Considerations for Expats Who Are Going to Process RFCs

“There are some considerations for foreigners who are going to process their RFC. First, it must be understood that a foreigner with residence, whether temporary or permanent, who will not have economic activity in Mexico, has no obligation to process the RFC. Currently, they are only being invited to register to obtain it, thinking that, in the near future, they may have some business that will require it. There is no law that obliges them,” Rivera explains.

“Speaking of foreigners, we must mention the differences between permanent and temporary residents. Permanent residents who come to Mexico and who plan to have an economic activity here, necessarily have to make their registration to obtain their RFC, since they are obliged to pay taxes for the profits or for the economic activities they have in our country. At this point there is a situation, since currently foreigners cannot be registered in the online system, nor in the offices of the SAT of Puerto Vallarta, so they need to go to the offices of Guadalajara or Tepic. On the other hand, there are foreigners who at some point gave them their RFC as ‘Sin Obligaciones Fiscales’ (No Tax Obligations) and now want to change that status to include having economic activity. They can go to the SAT office here in Puerto Vallarta to request their electronic signature and with that they make their update in the RFC,” complements Dueñas, who adds: “The most critical situation is for temporary foreign residents, who doesn’t have the right to buy an apartment with the intention of renting it to generate extra income and/or start a business and invest in the city without having the RFC number. Then when they arrive and apply for temporary residency, they are granted, and they will immediately process their RFC to be able to start with their operations and with their tax return. However, because of policy discrepancy, they realize that the SAT does not allow them to register for the RFC because they are, precisely, temporary residents. The SAT says that in order to attend this procedure you need to be a temporary resident with a work permit, so they go to Migration to request it and Migration tells them that you need the registration of the RFC to be able to give them the work permit. Both dependencies have not been agreed, which generates a very large process deficiency.”

“So what about all these foreigners who want to do an economic activity and want to pay taxes in the legal and proper manner, but the same authority does not allow them? At the moment, the only real solution is to have patience and wait for both agencies to solve this situation among themselves,” Rivera says.

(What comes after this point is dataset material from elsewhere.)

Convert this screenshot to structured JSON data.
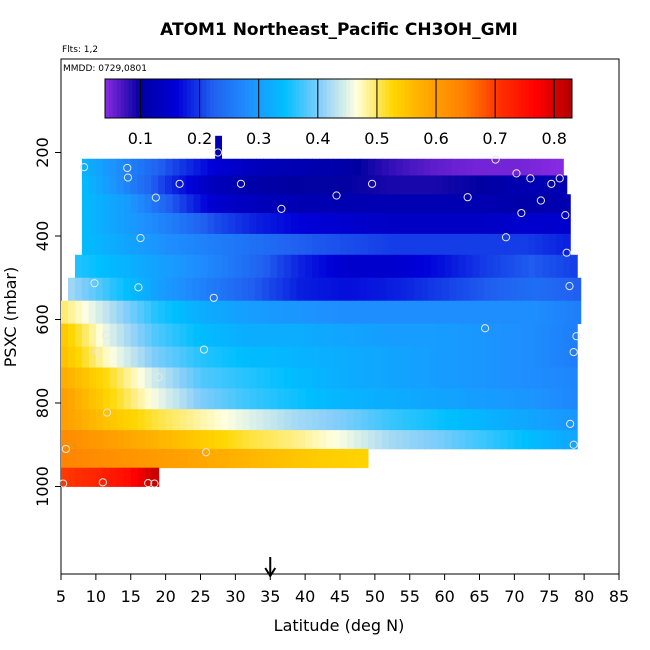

Consequences of Ignoring These Recommendations

When our experts were asked about the consequences of ignoring these recommendations, Rivera replied: “Being very direct, because foreigners are not allowed to do business if they do not have a work permit, if they were to do so, the repercussion can be very severe, to the point that there can be jail time involved. The point is that a fault is being committed with Migration, because they did not give them permission to work and then they are having another fault with the SAT, because they are not paying their taxes.”

Service Providers

“Currently, there may also be a doubt regarding the companies that provide services such as electricity, water, telephone, cable and cell phone. The uncertainty is that if we do not provide them with our RFC they can cut off our service. Really, this is not so. The only thing they are saying is that they require the Tax Status Certificate to update their information. If the receipt of these services does not have the complete information to cover the requirements of version 4.0 of the CFDI, then it will not be able to be deductible from taxes,” explains Dueñas.

Finally, our experts mention that, although all this might sound a bit overwhelming, it is always advisable to engage professionals to assist you with the process because they are constantly updated and know the situation in detail; in this way you can get a more appropriate guide to obtain the desired results.